Kafka production interceptors, serializers, partitions detailed introduction

preface

The Kafka producer client runs in coordination with two threads: the main thread and the sender thread. Messages are created in the main thread by kafkaProducer and then processed by different modules of interceptors, serializers, and partiers before being cached in the message accumulator. So how do interceptors, serializers, and partitioning work

The interceptor

If you have used Spring Interceptor, you must be familiar with the concept of interceptors. Kafka has two types of interceptors: producer interceptors and consumer interceptors. Producer interceptors have two functions. They can be used to pre-process messages, such as adding prefixes to messages. It can also be used to do some customization, such as counting the success rate, before sending the callback logic.

How do you use producer interceptors? First, we need to realize the org. Apache. Kafka. Clients. The producer Interface ProducerInterceptor Interface, and then through the parameters of the interceptor. Classes to configure, Just tell the Producer client that we have added interceptors. The Interface ProducerInterceptor Interface has three methods:

public interface ProducerInterceptor<K.V> extends Configurable {
    // This method is called before the message is sent
    ProducerRecord<K, V> onSend(ProducerRecord<K, V> record);
    // This method is called after the message has been successfully submitted or failed to be sent
    void onAcknowledgement(RecordMetadata metadata, Exception exception);
    // Close the Interceptor to perform some resource cleaning
    void close(a);
}
Copy the code

onSend()

This method is called before KafaProducer serializes the message and computes the partition. You can change the message content, but it is generally not recommended to change the topic, key, partition, etc of ProducerRecord. In addition, if you change the key/value here, the key/value returned to the partition is the changed value, not the original key/value issued by the client. Changing the key not only affects partition computing, but also causes Log Compaction to occur on the broker server.

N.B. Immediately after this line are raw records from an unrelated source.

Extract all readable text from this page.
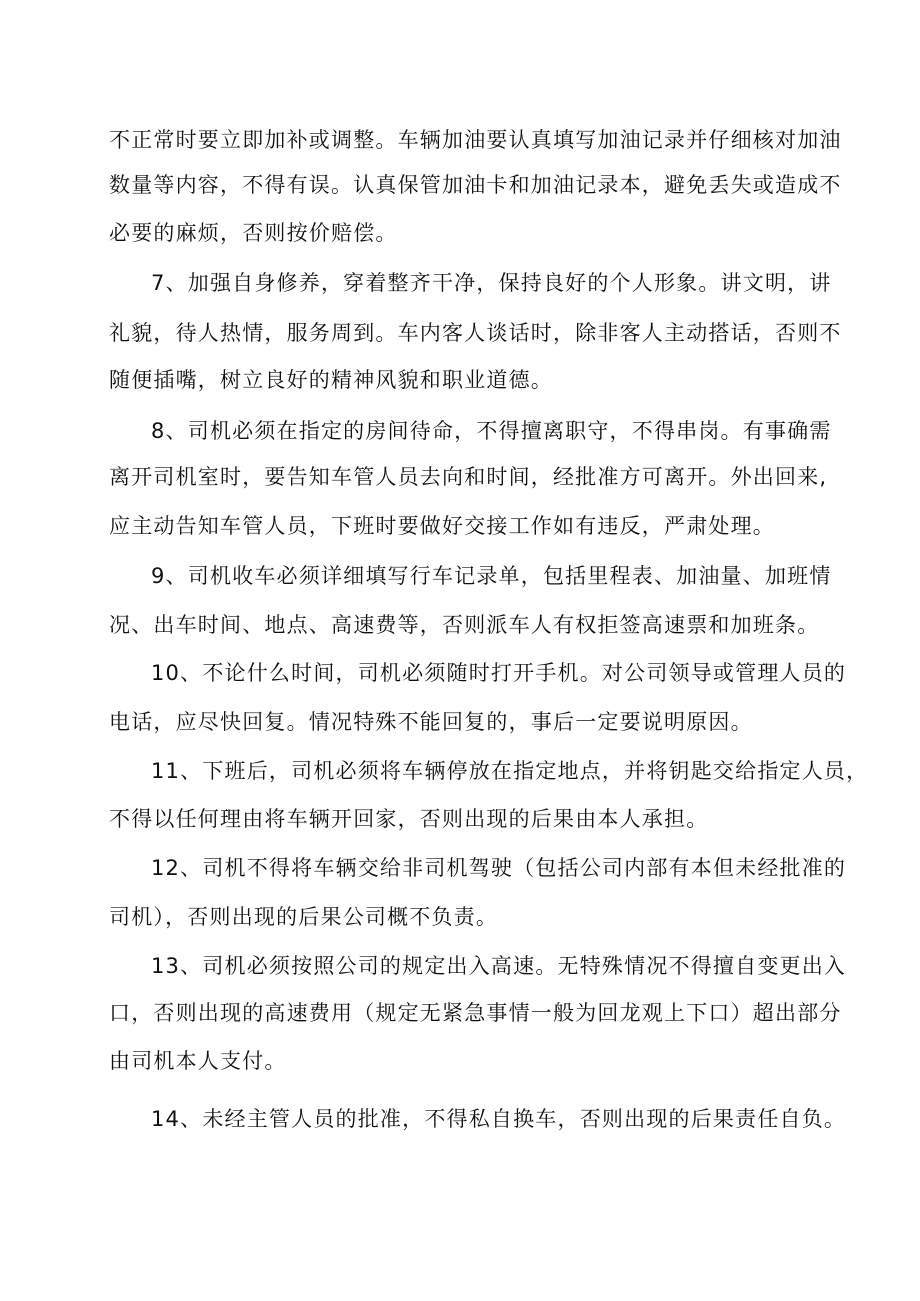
不正常时要立即加补或调整。车辆加油要认真填写加油记录并仔细核对加油
数量等内容，不得有误。认真保管加油卡和加油记录本，避免丢失或造成不
必要的麻烦，否则按价赔偿。
7、加强自身修养，穿着整齐干净，保持良好的个人形象。讲文明，讲
礼貌，待人热情，服务周到。车内客人谈话时，除非客人主动搭话，否则不
随便插嘴，树立良好的精神风貌和职业道德。
8、司机必须在指定的房间待命，不得擅离职守，不得串岗。有事确需
离开司机室时，要告知车管人员去向和时间，经批准方可离开。外出回来,
应主动告知车管人员，下班时要做好交接工作如有违反，严肃处理。
9、司机收车必须详细填写行车记录单，包括里程表、加油量、加班情
况、出车时间、地点、高速费等，否则派车人有权拒签高速票和加班条。
10、不论什么时间，司机必须随时打开手机。对公司领导或管理人员的
电话，应尽快回复。情况特殊不能回复的，事后一定要说明原因。
11、下班后，司机必须将车辆停放在指定地点，并将钥匙交给指定人员，
不得以任何理由将车辆开回家，否则出现的后果由本人承担。
12、司机不得将车辆交给非司机驾驶（包括公司内部有本但未经批准的
司机），否则出现的后果公司概不负责。
13、司机必须按照公司的规定出入高速。无特殊情况不得擅自变更出入
口，否则出现的高速费用（规定无紧急事情一般为回龙观上下口）超出部分
由司机本人支付。
14、未经主管人员的批准，不得私自换车，否则出现的后果责任自负。
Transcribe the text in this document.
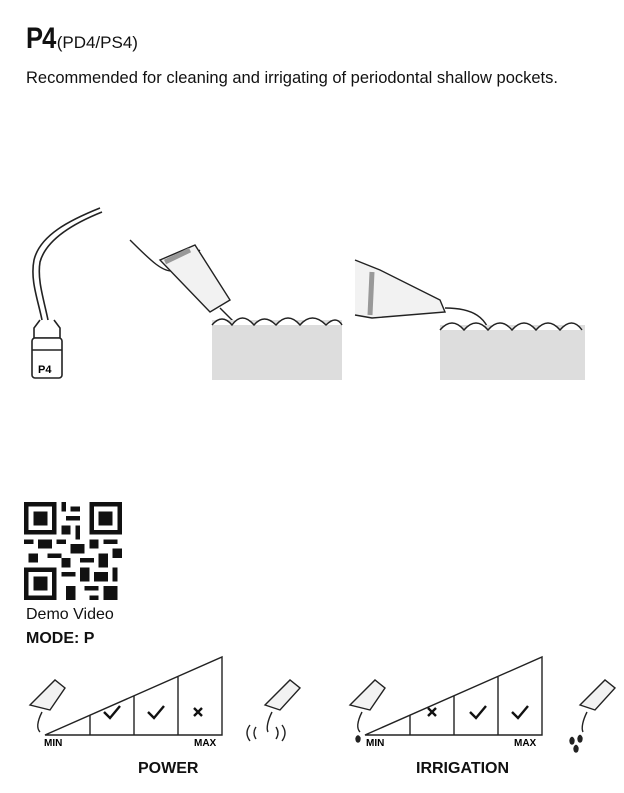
P4 (PD4/PS4)
Recommended for cleaning and irrigating of periodontal shallow pockets.
P4
Demo Video
MODE: P
MIN	MAX
POWER
MIN	MAX
IRRIGATION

Implement custom ProducerInterceptorImpl, need configuration parameters in KafkaProducer ProducerConfig. INTERCEPTOR_CLASSES_CONFIG specifies the interceptor. If not specified, the default value is null, meaning there is no interceptor function.

interceptor.classes

A list of classes to use as interceptors. Implementing the org.apache.kafka.clients.producer.ProducerInterceptor interface allows you to intercept (and possibly mutate) the records received by the producer before they are published to the Kafka cluster. By default, there are no interceptors.

properties.put(ProducerConfig.INTERCEPTOR_CLASSES_CONFIG.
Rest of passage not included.